I think most writers are the same in terms of starting the story.
That’s an interesting point Pam. How your own expectations of what you write will appeal Vs what reader actually do respond to it. Makes life interesting:)
And if you don’t want to read the rest of it, what are you? Stupid?
About a month after I published the first book, I met a fellow in a social context (friends of friends) who became fascinated about having a conversation with a “real live author” and we chatted for hours. I was so jazzed by it, that I put up a blog post which was so brief, I’d like to add it here in full.
That’s who I think of now, that and one other fellow who sends me emails from his phone as he gets to exciting parts (and scolds me for scenes I leave offstage). 🙂
——-
I Met My Reader Today
What I mean is, I met an embodiment of the person for whom my books are written.
Oh, I’ve followed the advice of other authors who say to make up a person of a certain demographic and set of opinions, the better to target a marketing message at.

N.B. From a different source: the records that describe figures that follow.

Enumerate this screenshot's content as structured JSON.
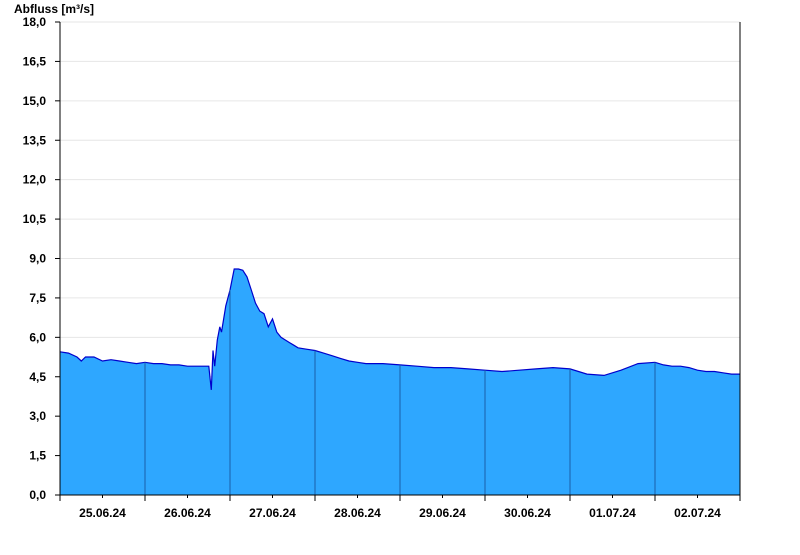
{
  "chart_data": {
    "type": "area",
    "ylabel": "Abfluss [m³/s]",
    "xlabel": "",
    "title": "",
    "ylim": [
      0,
      18
    ],
    "y_ticks": [
      "0,0",
      "1,5",
      "3,0",
      "4,5",
      "6,0",
      "7,5",
      "9,0",
      "10,5",
      "12,0",
      "13,5",
      "15,0",
      "16,5",
      "18,0"
    ],
    "y_tick_values": [
      0,
      1.5,
      3,
      4.5,
      6,
      7.5,
      9,
      10.5,
      12,
      13.5,
      15,
      16.5,
      18
    ],
    "x_domain_days": [
      0,
      8
    ],
    "x_ticks": [
      "25.06.24",
      "26.06.24",
      "27.06.24",
      "28.06.24",
      "29.06.24",
      "30.06.24",
      "01.07.24",
      "02.07.24"
    ],
    "grid": true,
    "legend": "none",
    "colors": {
      "fill": "#2ea7ff",
      "line": "#0000cc",
      "grid": "#e6e6e6",
      "axis": "#000000",
      "day_divider": "#1a5fa8"
    },
    "series": [
      {
        "x": [
          0,
          0.1,
          0.2,
          0.25,
          0.3,
          0.4,
          0.5,
          0.6,
          0.7,
          0.8,
          0.9,
          1.0,
          1.1,
          1.2,
          1.3,
          1.4,
          1.5,
          1.6,
          1.7,
          1.75,
          1.78,
          1.8,
          1.82,
          1.85,
          1.88,
          1.9,
          1.95,
          2.0,
          2.05,
          2.1,
          2.15,
          2.2,
          2.25,
          2.3,
          2.35,
          2.4,
          2.45,
          2.5,
          2.55,
          2.6,
          2.65,
          2.7,
          2.75,
          2.8,
          2.9,
          3.0,
          3.1,
          3.2,
          3.3,
          3.4,
          3.5,
          3.6,
          3.8,
          4.0,
          4.2,
          4.4,
          4.6,
          4.8,
          5.0,
          5.2,
          5.4,
          5.6,
          5.8,
          6.0,
          6.2,
          6.4,
          6.6,
          6.8,
          7.0,
          7.1,
          7.2,
          7.3,
          7.4,
          7.5,
          7.6,
          7.7,
          7.8,
          7.9,
          8.0
        ],
        "y": [
          5.45,
          5.4,
          5.25,
          5.1,
          5.25,
          5.25,
          5.1,
          5.15,
          5.1,
          5.05,
          5.0,
          5.05,
          5.0,
          5.0,
          4.95,
          4.95,
          4.9,
          4.9,
          4.9,
          4.9,
          4.0,
          5.5,
          4.9,
          5.9,
          6.4,
          6.2,
          7.2,
          7.8,
          8.6,
          8.6,
          8.55,
          8.3,
          7.8,
          7.3,
          7.0,
          6.9,
          6.4,
          6.7,
          6.2,
          6.0,
          5.9,
          5.8,
          5.7,
          5.6,
          5.55,
          5.5,
          5.4,
          5.3,
          5.2,
          5.1,
          5.05,
          5.0,
          5.0,
          4.95,
          4.9,
          4.85,
          4.85,
          4.8,
          4.75,
          4.7,
          4.75,
          4.8,
          4.85,
          4.8,
          4.6,
          4.55,
          4.75,
          5.0,
          5.05,
          4.95,
          4.9,
          4.9,
          4.85,
          4.75,
          4.7,
          4.7,
          4.65,
          4.6,
          4.6
        ]
      }
    ]
  }
}
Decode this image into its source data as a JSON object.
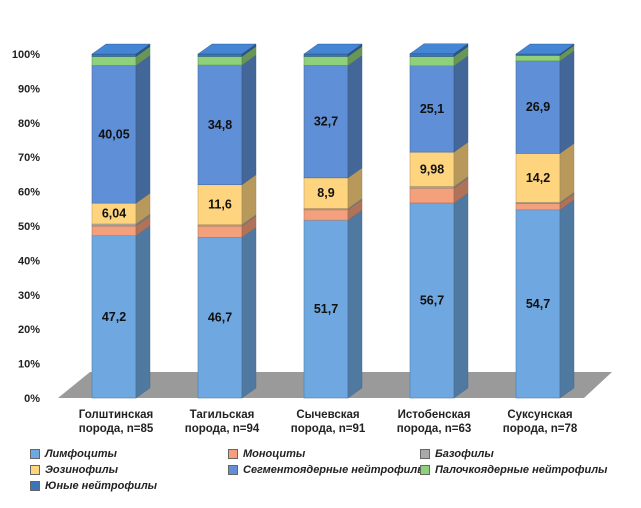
{
  "chart_data": {
    "type": "bar",
    "stacked": true,
    "three_d": true,
    "ylim": [
      0,
      100
    ],
    "yticks": [
      "0%",
      "10%",
      "20%",
      "30%",
      "40%",
      "50%",
      "60%",
      "70%",
      "80%",
      "90%",
      "100%"
    ],
    "categories": [
      [
        "Голштинская",
        "порода,  n=85"
      ],
      [
        "Тагильская",
        "порода, n=94"
      ],
      [
        "Сычевская",
        "порода, n=91"
      ],
      [
        "Истобенская",
        "порода, n=63"
      ],
      [
        "Суксунская",
        "порода, n=78"
      ]
    ],
    "series": [
      {
        "name": "Лимфоциты",
        "color": "#6fa8e0",
        "values": [
          47.2,
          46.7,
          51.7,
          56.7,
          54.7
        ],
        "labels": [
          "47,2",
          "46,7",
          "51,7",
          "56,7",
          "54,7"
        ]
      },
      {
        "name": "Моноциты",
        "color": "#f4a07c",
        "values": [
          2.8,
          3.3,
          3.0,
          4.3,
          1.8
        ],
        "labels": [
          "",
          "",
          "",
          "",
          ""
        ]
      },
      {
        "name": "Базофилы",
        "color": "#a9a9a9",
        "values": [
          0.6,
          0.4,
          0.4,
          0.5,
          0.4
        ],
        "labels": [
          "",
          "",
          "",
          "",
          ""
        ]
      },
      {
        "name": "Эозинофилы",
        "color": "#ffd47f",
        "values": [
          6.04,
          11.6,
          8.9,
          9.98,
          14.2
        ],
        "labels": [
          "6,04",
          "11,6",
          "8,9",
          "9,98",
          "14,2"
        ]
      },
      {
        "name": "Сегментоядерные нейтрофилы",
        "color": "#5f8fd6",
        "values": [
          40.05,
          34.8,
          32.7,
          25.1,
          26.9
        ],
        "labels": [
          "40,05",
          "34,8",
          "32,7",
          "25,1",
          "26,9"
        ]
      },
      {
        "name": "Палочкоядерные нейтрофилы",
        "color": "#8fd07a",
        "values": [
          2.6,
          2.5,
          2.6,
          2.7,
          1.6
        ],
        "labels": [
          "",
          "",
          "",
          "",
          ""
        ]
      },
      {
        "name": "Юные нейтрофилы",
        "color": "#3b74b8",
        "values": [
          0.7,
          0.7,
          0.7,
          0.8,
          0.4
        ],
        "labels": [
          "",
          "",
          "",
          "",
          ""
        ]
      }
    ],
    "legend_position": "bottom",
    "grid": false
  }
}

That never worked very well for me as a concept.
My reader was excited to spend time with an author, in depth, discussing a book not yet read. We ranged all over the conceptual landscape discovering common opinions about how a plot should work, how worlds should be built, how characters should be, what makes a hero. We were someplace where we had the time to do that.
The whole time, I was at least as excited to meet the sort of person with whom my kind of story connects, to feel our mutual enthusiasm.
THAT’S why I’m writing, not just because I can.
Hi, Karen. I know exactly what you mean. That contact with just one or two readers who respond to your work can mean so much after all the struggle. A bit of additional inspiration never goes astray!
I tend not to think about the reader, because the story has me so tightly in its grip. But as I mull it over a bit, given my visceral reaction to the agent who said (at a writers’ workshop) “don’t write at more than a 4th grade reading level” i.e. for 10-year-olds, I’d guess that I write for readers who don’t want to be written down to and who like a good yarn. One of the best compliments I’ve gotten was from a friend who said that she doesn’t like science fiction but she really enjoys my stories.
I did have an alpha reader tease me that I’m the only mil-sci-fi author that he knows of who writes PG-rated stories instead of R, because I tend to keep the nasty bits off stage.
I write for me – I have to, because I have to satisfy myself or I can’t do it at all.
But I periodically stop and ask myself: who the heck is going to read this THING I’ve been working on for so long, and have so long to work on before it’s DONE.
Before self-publishing was a viable option (yeah, I started before then), I despaired of ever getting it past an agent and finding a publisher.
The problem is that the most obvious words to describe it have such strong connotations I haven’t yet found the right way to not get dismissed out of hand by the very people I think might like it.
The un-obvious words are coming slowly, and led to the addition of a very short prologue that is essentially a third strand to how the story is being told. When I tried it out on a beta-reader, it had the right startling effect.
Maybe I’ll get those tiny bits of writing just right by the time I’m done, so I can actually reach ‘my tribe.’ But phew – it is more work than the writing!
Ultimately, I don’t think I have the internal fortitude to tell this story unless it reaches the readers I want – it is just too much darned WORK.